The many shades of "Brand Hubris"
"But that's enough about me... what about you? What do you think of me?"
Source: Your most recent social gathering
Somewhere along the lines, we - as marketers - have really lost the plot. If you are reading this blog, the chances are that you already familiar with the idea that marketing is no longer a one-way (broadcast) street and that the brand is not the centre of the universe.

And as increasingly empowered consumers challenge (or just ignore) traditional marketing approaches, so the depth and varieties of this brand hubris affliction become apparent. The obvious examples are, well... obvious. It is interesting however, to observe the more subtle forms, particularly in the new social media channel channel itself.
Some examples that we have observed in and around social media:
- Designing an online community that crowds out "user space" with push messages from the brand or prioritises brand content at the expense of user content (user content generates far more traffic than brand content...)
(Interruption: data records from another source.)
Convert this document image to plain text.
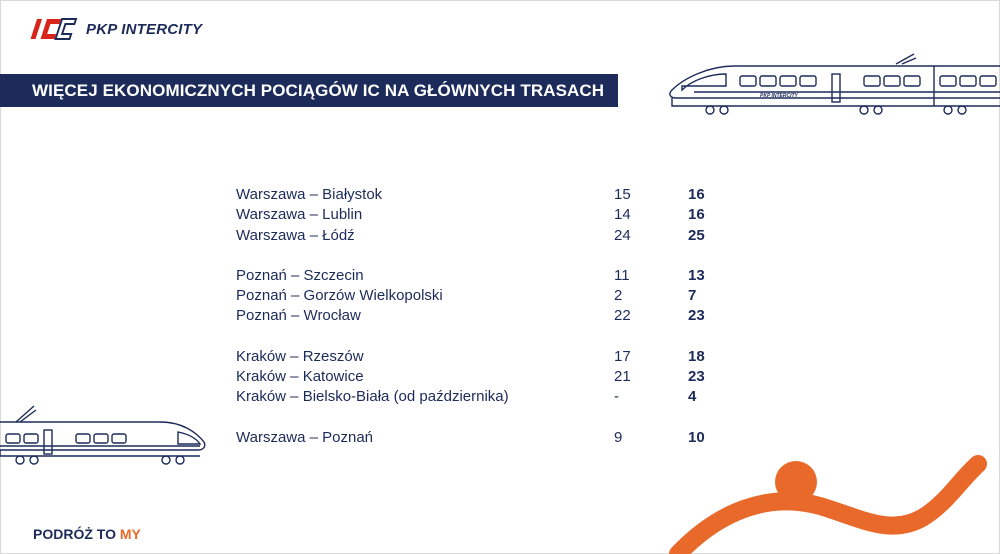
PKP INTERCITY
WIĘCEJ EKONOMICZNYCH POCIĄGÓW IC NA GŁÓWNYCH TRASACH	PKP INTERCITY
Warszawa – Białystok	15	16
Warszawa – Lublin	14	16
Warszawa – Łódź	24	25
Poznań – Szczecin	11	13
Poznań – Gorzów Wielkopolski	2	7
Poznań – Wrocław	22	23
Kraków – Rzeszów	17	18
Kraków – Katowice	21	23
Kraków – Bielsko-Biała (od października)	-	4
Warszawa – Poznań	9	10
PODRÓŻ TO MY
- Customer competitions (iSnack2.0) where popular sentiment is ignored
- Ensuring that legal requirements dominate the online user experience - requiring for example, 24 hour turn-around on moderating (authorising) all comments
- Ensuring that IT requirements dominate the online registration experience or make it difficult to access or even find "social sites" sponsored by the brand
- Agonising over (& delaying) brand content as if copy should be "press release" perfect for social sites
- Allowing digital agencies to "have their heads" with the latest whiz-bang social media design - crowding out any customer impulse to contribute on-line
Now you may have observed that these questions are mostly issues of balance. However, the problem is that most of us have internalised the traditional marketing paradigm to some degree... by osmosis if nothing else. The end result is an inside-out view of the world with very little outside-in (customer) view to compensate.
And as my colleague, Tim, asks rhetorically: "Which particular day in the past 50 years did we, as marketers, wake up and find that we were afraid of our customers?"